While I don't see any specific mention of stand up meetings or scrum masters,
I can see how these things emerged from the initial concept. The idea, as I
always understood it, was that the massive up-front design of the waterfall
method would be replaced with a highly collaborative and iterative process
that turns developers into members of a team rather than far away people who
receive a spec flung over a wall. I found the approach very promising when I
first read about it.

Unfortunately, at this point I have to agree that the term "agile" almost
always refers to processes and tools, though they are inspired by the original
manifesto. Problem is, those processes and tools are often applied in a way
that longer accomplishes the original goal - and in many ways amounts to a
"bait and switch" on developers who thought the process would be collaborative
(and are the only ones who didn't realize one of the tools and processes of an
agile project is "CYA").

Daily standups, for example, did seem like a good idea to me at the start, and
handled right, they still could be. If you're going to do iterations and
respond to change, and place less (or no) emphasis on a massive spec, it's a
good idea to stay in constant communication.
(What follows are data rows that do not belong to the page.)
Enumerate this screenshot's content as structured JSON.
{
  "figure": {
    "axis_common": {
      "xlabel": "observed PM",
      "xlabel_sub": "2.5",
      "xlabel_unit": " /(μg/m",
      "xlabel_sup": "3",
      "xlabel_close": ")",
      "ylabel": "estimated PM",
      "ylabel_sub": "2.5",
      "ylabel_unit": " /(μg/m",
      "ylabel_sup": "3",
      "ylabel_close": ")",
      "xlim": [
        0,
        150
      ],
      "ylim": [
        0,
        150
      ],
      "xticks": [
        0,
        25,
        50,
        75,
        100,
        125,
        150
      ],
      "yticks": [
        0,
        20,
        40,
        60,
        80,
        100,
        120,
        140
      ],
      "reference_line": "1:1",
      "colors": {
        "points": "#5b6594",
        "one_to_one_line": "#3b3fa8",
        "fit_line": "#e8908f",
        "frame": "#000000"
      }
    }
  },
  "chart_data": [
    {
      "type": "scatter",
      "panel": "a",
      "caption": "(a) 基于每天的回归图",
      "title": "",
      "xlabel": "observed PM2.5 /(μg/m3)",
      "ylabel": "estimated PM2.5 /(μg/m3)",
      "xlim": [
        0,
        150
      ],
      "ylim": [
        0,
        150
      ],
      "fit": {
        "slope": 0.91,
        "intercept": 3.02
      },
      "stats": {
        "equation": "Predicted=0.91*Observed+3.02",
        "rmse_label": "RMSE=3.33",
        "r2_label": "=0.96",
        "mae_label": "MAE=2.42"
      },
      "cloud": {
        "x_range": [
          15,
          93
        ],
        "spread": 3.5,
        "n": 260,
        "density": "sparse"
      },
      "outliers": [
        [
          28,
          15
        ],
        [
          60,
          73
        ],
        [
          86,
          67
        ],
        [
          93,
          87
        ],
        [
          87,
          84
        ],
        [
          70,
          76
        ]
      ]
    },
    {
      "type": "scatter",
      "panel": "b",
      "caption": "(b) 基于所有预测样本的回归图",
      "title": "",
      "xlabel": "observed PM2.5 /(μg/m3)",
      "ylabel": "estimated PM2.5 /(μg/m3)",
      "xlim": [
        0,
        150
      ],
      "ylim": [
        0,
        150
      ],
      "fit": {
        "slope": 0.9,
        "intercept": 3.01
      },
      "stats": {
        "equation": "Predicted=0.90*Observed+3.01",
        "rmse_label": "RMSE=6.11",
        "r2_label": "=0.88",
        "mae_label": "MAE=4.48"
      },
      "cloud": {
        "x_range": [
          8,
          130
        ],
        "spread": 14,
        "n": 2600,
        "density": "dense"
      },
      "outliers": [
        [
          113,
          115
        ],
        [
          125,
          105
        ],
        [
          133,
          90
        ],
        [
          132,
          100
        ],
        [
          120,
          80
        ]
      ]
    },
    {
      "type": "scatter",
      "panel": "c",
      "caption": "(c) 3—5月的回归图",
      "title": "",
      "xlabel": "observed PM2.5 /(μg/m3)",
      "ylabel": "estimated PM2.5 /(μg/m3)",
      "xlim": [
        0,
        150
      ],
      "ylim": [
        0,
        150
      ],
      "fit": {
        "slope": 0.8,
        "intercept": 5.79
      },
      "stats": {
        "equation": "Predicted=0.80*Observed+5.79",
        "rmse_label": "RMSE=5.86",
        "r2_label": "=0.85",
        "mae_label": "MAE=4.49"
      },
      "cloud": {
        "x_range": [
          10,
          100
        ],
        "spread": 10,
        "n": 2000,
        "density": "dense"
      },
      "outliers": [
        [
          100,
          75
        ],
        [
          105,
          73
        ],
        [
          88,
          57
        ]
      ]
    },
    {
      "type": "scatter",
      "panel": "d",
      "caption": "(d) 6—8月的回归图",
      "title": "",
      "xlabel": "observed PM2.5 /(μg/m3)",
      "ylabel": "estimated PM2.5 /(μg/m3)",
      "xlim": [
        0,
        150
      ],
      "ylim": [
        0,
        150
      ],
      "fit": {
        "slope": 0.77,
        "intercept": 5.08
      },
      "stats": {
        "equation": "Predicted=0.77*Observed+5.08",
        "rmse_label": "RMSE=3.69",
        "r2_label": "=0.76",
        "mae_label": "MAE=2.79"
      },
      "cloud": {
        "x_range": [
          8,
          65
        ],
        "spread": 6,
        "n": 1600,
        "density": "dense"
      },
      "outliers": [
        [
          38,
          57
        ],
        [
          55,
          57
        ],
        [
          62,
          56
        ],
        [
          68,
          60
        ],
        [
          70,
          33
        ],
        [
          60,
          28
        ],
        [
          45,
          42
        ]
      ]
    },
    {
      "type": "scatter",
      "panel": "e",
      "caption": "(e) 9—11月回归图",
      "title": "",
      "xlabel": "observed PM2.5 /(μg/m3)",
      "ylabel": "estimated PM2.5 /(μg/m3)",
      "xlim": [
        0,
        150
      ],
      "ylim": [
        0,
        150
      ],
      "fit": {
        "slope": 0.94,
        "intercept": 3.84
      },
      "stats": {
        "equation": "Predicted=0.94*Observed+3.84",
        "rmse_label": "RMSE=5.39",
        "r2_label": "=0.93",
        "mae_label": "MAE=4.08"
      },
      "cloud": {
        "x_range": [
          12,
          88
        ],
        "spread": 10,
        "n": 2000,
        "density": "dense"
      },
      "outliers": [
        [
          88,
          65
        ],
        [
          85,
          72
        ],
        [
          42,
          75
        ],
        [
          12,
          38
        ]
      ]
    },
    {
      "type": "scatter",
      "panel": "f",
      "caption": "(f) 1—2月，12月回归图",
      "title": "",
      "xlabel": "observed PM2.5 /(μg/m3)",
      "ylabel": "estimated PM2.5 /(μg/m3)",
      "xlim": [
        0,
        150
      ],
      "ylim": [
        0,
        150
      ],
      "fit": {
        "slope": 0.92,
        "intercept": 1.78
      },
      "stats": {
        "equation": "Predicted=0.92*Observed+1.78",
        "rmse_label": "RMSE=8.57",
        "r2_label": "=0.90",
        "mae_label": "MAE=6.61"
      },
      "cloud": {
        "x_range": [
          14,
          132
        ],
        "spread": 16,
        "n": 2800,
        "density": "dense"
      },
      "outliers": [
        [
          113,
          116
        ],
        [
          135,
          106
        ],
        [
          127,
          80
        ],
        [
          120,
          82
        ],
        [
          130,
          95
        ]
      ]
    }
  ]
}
But to me, "agile" turned out to be a mass scale bait and switch. Daily stand
ups lost their value as a quick check in with everyone to see what issues have
arisen. Deadlines still loom, daily stand ups involve project management
software shown on a large overhead projector, and developers asked for status
reports based on estimates made on fuzzy tasks with limited information
(because the developer thought they were being "agile"). Daily stand ups often
morph into a daily application of pressure about why deadlines aren't being
met. There's a contract (the project plan), just one that wasn't properly
negotiated.

To me, the clearest sign of the corruption of the agile manifesto is how
"Customer collaboration over contract negotiation" happens. Many of us aren't
specifically dealing with external clients and formal legally binding
contracts, but if there is project management software with tasks,
assignments, deadlines, and estimates, all with names (perhaps your name)
attached, trust me, there is a "contract". You are a party to this contract.
Litigation is replaced with status meetings with your manager and perhaps a
disgruntled stakeholder who may very well hold a copy of the project plan
(ie., contract). It's unpleasant, you don't want to be in this spot. If a
contract is inevitable (again, presence of project management software with
tasks, names, and deadlines = contract), you'd better negotiate it.

I still think that for many projects, the ideas behind "agile" really would to
lead to better software. But a lot of supposedly "agile" projects are just
waterfall projects involving a daily status report. If that's the case,
honestly, I'd rather just do a waterfall project and be open to it. If someone
is going to hold my feet to the fire about exactly what was done and when, I'm
going to want them to specify exactly what needs to be done, and if things are
unclear or I need more time to research, I'm going to want that _in the
contract_.